Потом стал нежно целовать лицо, откинул простыню, пощекотал, едва касаясь, утренней, новой щетиной подбородка, притиснул губами крупные, тёмные, родные и упругие, хмельные виноградины сосков. Задохнулся до головокружения.
Не помнил, сколько времени прошло, и рухнул обессиленный рядом.
* * *
Проснулись оба, вместе и сразу. Светало робко, ночь уходила бесшумно, старалась их не разбудить.
Долго лежали молча, без сна.
– Ну вот – опять надо идти под душ, – засмеялась, погладила моё плечо.
От этого прикосновения я ощутил себя сильным, крепким, словно были мы у себя дома.
– Душевная обстановка. Жаль.
– Чего жаль?
– Причёску жаль. Понравилась мне твоя причёска, девица-краса, дивная коса. Хорошая такая. Для полевых условий – класс! Только привык, оценил по-настоящему.
– Правда, понравилась? – обрадовалась, вскинулась. – Вот видишь – я была права! Татьяна на работе говорит – не стригись коротко, не узнает тебя Володя, а я пошла в салон. Правда, неплохо? – покрутила головой.
– Какая же ты девчонка всё-таки! – и подумал: – Хорошо, что короткая стрижка, меньше радиации накопится.
– Я ещё раз сделаю! Прямо сейчас.
Она перекатилась через меня, я почувствовал коротко её лёгкость, потом – весёлый укол желания, забывая про усталость.
Вскочила, халатик накинула на белое тело, мелькнула, стройная, желанная:
– А мы Федосеича не разбудим?
– Он в летней кухне. Нам не мешает. И мы ему тоже. Может – спит?
Я открыл бутылку, плеснул в бокал, понюхал:
– Давай по очереди. Одним цветком папоротника наслаждаться.
– Давай! – присела на краешек кровати. – Чем пахнет?
– Лесными травами целебными, спиртом. И аптекой ещё – лекарством. Горьким лекарством.
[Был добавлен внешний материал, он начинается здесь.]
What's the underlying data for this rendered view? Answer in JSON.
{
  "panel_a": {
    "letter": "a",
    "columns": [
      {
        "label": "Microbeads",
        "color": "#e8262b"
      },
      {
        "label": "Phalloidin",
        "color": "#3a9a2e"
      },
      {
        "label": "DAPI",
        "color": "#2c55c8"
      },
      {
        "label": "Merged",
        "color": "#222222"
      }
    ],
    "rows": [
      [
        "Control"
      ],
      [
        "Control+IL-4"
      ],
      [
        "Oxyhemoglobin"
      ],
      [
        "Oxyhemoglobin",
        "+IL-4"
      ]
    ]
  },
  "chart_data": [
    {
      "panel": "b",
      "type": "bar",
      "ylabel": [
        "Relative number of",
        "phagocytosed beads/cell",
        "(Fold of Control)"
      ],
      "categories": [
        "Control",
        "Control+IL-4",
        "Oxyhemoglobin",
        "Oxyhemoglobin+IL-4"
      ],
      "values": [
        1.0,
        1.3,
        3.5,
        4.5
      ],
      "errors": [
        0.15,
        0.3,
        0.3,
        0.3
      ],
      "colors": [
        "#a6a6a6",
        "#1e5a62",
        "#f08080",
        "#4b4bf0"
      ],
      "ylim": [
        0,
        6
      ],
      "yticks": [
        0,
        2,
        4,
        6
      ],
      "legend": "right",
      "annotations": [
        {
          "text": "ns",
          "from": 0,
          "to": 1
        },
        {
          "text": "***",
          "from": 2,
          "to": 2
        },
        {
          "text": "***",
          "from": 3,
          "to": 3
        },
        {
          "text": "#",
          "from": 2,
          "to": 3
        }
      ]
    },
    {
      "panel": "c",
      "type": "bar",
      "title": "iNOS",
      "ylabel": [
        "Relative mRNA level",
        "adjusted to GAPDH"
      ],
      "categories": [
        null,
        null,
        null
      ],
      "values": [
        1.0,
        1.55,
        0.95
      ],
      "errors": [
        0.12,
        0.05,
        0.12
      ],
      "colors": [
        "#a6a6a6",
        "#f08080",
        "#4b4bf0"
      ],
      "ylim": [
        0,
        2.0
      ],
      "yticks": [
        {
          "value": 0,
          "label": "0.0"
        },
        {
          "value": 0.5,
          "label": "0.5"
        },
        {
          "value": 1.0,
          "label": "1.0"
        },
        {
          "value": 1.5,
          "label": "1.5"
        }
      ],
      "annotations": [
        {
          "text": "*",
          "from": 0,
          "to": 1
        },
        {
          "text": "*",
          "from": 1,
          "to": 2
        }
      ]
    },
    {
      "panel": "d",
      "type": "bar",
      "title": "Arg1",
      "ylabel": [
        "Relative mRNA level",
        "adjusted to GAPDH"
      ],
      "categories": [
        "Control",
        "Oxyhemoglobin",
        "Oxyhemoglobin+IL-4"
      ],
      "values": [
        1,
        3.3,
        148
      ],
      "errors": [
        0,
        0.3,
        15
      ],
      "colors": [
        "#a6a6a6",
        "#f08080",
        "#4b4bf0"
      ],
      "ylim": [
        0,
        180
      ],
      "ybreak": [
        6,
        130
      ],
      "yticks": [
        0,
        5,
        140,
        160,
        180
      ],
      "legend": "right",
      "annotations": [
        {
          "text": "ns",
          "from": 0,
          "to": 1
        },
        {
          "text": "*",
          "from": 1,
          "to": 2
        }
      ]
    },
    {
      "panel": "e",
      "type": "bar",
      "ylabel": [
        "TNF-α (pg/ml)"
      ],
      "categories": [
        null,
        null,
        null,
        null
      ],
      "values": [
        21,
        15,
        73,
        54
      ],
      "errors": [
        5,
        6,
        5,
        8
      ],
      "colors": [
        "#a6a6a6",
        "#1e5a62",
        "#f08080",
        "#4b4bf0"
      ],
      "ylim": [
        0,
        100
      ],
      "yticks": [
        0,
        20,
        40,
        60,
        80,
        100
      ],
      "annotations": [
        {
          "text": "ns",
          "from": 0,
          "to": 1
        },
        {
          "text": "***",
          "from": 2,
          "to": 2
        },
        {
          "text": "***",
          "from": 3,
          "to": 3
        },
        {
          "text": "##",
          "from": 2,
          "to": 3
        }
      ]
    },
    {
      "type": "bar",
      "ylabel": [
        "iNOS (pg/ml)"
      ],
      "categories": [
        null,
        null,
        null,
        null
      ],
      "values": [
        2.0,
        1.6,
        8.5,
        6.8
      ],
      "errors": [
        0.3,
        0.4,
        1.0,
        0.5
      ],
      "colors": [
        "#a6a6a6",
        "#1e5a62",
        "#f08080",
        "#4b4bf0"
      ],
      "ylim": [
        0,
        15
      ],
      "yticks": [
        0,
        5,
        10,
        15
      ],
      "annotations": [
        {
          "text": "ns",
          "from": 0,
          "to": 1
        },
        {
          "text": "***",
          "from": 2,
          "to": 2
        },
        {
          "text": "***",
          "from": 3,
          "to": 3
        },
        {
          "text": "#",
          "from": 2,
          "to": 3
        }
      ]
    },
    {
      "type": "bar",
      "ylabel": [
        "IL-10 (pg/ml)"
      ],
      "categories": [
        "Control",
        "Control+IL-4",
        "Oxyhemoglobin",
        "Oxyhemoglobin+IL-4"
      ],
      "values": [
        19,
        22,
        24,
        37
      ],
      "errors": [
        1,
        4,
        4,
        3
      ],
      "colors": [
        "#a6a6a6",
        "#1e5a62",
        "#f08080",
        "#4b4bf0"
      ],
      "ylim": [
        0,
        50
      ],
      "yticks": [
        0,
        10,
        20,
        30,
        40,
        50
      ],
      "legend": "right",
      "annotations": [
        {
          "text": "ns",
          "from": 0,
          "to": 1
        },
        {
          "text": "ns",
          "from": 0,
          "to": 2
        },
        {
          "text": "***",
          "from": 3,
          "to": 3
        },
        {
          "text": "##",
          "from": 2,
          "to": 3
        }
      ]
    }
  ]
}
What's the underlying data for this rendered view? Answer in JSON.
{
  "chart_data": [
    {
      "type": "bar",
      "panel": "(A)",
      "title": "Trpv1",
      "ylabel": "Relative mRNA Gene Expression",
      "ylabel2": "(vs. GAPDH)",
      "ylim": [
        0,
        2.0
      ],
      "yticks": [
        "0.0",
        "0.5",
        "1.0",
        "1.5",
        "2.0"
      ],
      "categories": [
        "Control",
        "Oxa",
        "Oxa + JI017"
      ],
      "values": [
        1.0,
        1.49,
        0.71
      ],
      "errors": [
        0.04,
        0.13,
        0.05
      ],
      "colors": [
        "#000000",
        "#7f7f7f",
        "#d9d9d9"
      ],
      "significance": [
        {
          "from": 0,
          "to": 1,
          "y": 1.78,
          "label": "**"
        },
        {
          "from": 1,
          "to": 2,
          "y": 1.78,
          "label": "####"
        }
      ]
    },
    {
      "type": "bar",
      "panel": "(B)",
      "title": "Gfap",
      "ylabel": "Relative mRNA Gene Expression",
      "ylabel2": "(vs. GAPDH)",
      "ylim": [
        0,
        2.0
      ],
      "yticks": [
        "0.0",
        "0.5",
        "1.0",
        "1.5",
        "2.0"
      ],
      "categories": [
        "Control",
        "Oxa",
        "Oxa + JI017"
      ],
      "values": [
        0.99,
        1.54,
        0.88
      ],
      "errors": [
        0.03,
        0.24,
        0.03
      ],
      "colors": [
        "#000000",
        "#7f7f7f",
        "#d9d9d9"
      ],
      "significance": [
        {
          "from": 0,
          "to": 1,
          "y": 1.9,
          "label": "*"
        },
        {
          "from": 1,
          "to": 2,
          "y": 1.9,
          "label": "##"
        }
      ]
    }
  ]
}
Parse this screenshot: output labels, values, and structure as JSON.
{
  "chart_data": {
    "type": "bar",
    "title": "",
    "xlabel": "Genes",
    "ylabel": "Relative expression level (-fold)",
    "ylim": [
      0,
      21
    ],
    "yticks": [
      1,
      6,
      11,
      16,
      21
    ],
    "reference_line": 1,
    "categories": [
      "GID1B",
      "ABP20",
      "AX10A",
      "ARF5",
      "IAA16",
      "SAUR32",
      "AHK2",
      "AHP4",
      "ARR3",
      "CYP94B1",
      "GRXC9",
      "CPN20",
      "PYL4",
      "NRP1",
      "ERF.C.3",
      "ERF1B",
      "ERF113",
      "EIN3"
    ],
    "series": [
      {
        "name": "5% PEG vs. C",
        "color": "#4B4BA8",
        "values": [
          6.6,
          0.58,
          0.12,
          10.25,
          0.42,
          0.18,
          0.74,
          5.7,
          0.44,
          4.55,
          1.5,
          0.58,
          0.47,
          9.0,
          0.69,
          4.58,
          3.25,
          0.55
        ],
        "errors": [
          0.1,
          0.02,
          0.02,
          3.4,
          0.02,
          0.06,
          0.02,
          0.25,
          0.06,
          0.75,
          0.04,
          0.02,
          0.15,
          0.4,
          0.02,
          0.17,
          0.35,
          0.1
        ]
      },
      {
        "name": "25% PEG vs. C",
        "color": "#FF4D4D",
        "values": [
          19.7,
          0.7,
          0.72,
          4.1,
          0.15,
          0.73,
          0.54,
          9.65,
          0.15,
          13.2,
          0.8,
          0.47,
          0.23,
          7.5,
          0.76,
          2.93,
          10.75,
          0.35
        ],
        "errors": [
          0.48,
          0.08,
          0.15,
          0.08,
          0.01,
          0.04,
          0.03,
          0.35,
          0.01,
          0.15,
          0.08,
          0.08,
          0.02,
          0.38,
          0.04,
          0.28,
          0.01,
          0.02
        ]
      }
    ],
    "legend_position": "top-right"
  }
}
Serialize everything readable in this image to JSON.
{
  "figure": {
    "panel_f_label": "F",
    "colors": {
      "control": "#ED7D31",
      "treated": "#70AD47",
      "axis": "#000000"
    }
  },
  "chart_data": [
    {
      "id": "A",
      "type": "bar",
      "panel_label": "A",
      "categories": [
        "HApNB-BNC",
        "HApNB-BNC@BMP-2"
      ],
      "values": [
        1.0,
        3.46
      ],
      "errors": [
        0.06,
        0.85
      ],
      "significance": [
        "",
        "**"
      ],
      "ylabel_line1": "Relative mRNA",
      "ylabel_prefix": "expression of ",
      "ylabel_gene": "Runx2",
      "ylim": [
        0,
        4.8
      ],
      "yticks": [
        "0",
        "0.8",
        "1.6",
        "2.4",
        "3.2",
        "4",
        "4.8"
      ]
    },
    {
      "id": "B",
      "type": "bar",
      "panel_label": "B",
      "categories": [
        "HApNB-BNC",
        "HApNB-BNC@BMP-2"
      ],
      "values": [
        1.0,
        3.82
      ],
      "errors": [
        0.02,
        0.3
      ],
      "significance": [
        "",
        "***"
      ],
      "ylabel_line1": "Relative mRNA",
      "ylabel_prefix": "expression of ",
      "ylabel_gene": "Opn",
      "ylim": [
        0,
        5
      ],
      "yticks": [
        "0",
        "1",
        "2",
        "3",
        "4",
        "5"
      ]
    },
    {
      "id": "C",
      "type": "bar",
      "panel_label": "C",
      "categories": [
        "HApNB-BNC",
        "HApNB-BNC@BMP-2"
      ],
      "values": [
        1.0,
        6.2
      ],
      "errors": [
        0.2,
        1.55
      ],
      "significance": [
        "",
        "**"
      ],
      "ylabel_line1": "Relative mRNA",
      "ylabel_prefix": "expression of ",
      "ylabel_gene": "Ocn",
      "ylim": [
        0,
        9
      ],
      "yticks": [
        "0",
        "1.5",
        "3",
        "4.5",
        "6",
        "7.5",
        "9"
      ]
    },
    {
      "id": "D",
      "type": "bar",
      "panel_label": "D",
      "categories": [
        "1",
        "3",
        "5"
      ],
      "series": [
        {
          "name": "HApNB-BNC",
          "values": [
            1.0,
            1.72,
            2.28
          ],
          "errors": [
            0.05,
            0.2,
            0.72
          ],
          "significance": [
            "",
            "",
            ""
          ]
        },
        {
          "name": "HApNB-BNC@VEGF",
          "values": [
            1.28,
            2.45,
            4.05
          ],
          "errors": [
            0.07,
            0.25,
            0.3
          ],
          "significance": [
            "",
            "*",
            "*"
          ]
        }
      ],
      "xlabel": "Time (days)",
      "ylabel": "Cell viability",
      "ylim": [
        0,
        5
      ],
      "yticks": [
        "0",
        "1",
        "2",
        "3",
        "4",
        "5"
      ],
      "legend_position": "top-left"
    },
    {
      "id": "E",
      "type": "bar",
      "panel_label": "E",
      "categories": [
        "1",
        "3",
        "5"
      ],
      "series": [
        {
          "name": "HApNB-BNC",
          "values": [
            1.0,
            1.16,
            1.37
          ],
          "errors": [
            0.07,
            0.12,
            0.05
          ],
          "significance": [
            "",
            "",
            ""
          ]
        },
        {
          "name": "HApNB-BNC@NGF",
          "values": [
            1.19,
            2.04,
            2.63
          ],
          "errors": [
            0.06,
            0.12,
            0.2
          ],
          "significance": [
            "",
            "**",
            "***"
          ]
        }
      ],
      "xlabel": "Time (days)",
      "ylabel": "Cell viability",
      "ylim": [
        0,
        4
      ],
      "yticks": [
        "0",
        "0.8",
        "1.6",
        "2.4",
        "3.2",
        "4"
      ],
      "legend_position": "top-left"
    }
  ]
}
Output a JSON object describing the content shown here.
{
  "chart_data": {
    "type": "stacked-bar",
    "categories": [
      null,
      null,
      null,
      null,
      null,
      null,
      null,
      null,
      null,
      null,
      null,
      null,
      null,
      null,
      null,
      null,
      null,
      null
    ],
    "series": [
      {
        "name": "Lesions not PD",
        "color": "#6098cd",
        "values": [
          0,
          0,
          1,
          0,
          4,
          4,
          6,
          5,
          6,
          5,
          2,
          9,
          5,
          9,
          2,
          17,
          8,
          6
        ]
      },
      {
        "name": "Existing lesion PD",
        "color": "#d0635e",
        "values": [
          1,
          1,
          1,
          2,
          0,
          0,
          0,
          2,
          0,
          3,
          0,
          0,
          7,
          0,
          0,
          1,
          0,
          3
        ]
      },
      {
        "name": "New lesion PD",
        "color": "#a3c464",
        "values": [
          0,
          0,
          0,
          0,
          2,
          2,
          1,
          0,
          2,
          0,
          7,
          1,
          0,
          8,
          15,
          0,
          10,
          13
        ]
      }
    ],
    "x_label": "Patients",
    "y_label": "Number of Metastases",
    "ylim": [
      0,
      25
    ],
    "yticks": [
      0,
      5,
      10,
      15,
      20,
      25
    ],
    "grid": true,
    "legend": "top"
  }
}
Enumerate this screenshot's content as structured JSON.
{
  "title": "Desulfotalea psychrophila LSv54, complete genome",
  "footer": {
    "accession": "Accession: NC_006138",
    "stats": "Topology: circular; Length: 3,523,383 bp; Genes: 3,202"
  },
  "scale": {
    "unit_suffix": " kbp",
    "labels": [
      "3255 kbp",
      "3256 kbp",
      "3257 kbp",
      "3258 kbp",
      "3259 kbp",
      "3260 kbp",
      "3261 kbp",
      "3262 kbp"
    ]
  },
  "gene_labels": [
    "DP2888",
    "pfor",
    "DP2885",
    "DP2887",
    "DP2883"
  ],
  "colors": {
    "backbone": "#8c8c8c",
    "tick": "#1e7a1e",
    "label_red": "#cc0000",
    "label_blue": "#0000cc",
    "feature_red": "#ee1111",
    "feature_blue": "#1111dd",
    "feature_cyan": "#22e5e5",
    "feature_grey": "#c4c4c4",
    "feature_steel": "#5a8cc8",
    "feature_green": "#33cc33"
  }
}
Цвет чёрный, как глубокий омут.
Напиток был крепкий, мы сделали по большому глотку, мгновенно захмелели, легко, обессиленно и невесомо, обнялись и уснули.
Эрхашки проехали краем леса, после утреннего построения и развода, в Зону. Тихо, не пылили, колдобины аккуратно объезжали.
Солнце растеплило ночную прохладу, ослепило, поднимаясь привычно, весело золотым светом комнату озарило, через пустые оконные проёмы, временное жилище ненадолго стало уютным.
Вдоль дороги вышагивали черногузые аисты, запрокидывали головы назад, щёлкали кастаньетами клювов, стараясь понравиться друг другу, но мужчина и женщина ничего этого не видали. Голые и беззащитные, в чужой стороне, вдали от собственного дома, спелёнутые в сон, усталые, словно после долгих и трудных родов.